Les manifestants irakiens pro-Iran aux abords de l'ambassade des Etats-Unis à Bagdad

L'Iran a accusé mardi les Etats-Unis d'"ingérence" dans ses affaires intérieures, après des critiques de Washington qui a dit regretter le manque de "liberté" dans le processus électoral lors de la présidentielle qui a été marquée par une abstention record.

L'ultraconservateur Ebrahim Raïssi a été proclamé vainqueur samedi de cette présidentielle qui n'a mobilisé vendredi que 48,8% des électeurs selon les chiffres officiels, soit la plus faible mobilisation depuis la proclamation de la République islamique en 1979.

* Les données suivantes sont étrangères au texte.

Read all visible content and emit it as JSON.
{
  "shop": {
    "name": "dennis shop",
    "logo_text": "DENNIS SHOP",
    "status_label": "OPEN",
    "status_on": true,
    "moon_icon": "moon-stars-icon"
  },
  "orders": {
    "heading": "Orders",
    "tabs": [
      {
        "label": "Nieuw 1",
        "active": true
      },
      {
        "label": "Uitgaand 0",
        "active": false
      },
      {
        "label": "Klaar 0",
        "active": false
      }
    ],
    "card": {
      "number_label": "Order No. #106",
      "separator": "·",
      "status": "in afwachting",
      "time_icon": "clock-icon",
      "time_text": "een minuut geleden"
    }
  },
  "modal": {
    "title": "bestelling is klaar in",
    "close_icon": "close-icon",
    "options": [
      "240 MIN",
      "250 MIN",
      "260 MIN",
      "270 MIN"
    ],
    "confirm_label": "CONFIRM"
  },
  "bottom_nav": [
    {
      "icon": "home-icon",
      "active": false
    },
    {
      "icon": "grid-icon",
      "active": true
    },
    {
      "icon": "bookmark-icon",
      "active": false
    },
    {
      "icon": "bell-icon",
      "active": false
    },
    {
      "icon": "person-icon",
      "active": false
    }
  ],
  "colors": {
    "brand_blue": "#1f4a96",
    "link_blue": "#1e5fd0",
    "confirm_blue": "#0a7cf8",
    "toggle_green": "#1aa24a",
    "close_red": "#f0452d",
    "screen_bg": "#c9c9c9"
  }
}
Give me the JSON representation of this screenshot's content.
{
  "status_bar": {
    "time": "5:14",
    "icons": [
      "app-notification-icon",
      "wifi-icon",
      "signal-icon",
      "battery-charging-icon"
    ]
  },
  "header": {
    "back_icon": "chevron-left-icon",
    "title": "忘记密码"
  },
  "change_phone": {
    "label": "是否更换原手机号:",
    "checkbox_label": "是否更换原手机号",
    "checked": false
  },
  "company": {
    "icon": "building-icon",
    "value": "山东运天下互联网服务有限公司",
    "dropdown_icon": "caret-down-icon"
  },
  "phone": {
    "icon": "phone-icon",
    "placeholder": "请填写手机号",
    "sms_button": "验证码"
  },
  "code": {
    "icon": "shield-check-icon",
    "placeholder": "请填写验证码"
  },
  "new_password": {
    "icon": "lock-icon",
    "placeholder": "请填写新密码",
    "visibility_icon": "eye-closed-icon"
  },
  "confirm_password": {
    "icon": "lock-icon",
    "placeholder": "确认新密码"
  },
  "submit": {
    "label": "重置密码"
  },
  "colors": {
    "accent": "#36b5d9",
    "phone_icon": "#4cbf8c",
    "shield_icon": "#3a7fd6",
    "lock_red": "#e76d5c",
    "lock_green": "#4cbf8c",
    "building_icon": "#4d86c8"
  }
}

Chef de l'Autorité judiciaire, M. Raïssi a obtenu 61,95% des voix. Il faisait figure d'archifavori faute de concurrence réelle après la disqualification de ses principaux adversaires.


Après l'annonce des résultats, le département d'Etat américain a dit regretter que les Iraniens aient "été privés de leur droit à choisir leurs propres dirigeants à travers un processus électoral libre et honnête".


A Téhéran, le porte-parole du gouvernement sortant, Ali Rabii, a dénoncé "cette déclaration comme un exemple d'ingérence dans les affaires intérieures de l'Iran", lors d'une conférence de presse mardi. "Nous la condamnons", a-t-il ajouté.


Ennemis de plus de 40 ans, la République islamique et les Etats-Unis n'entretiennent plus de relations diplomatiques depuis 1980.


"Le gouvernement américain n'est pas bien placé pour commenter le processus électoral en Iran ou dans tout autre pays", a lancé M. Rabii.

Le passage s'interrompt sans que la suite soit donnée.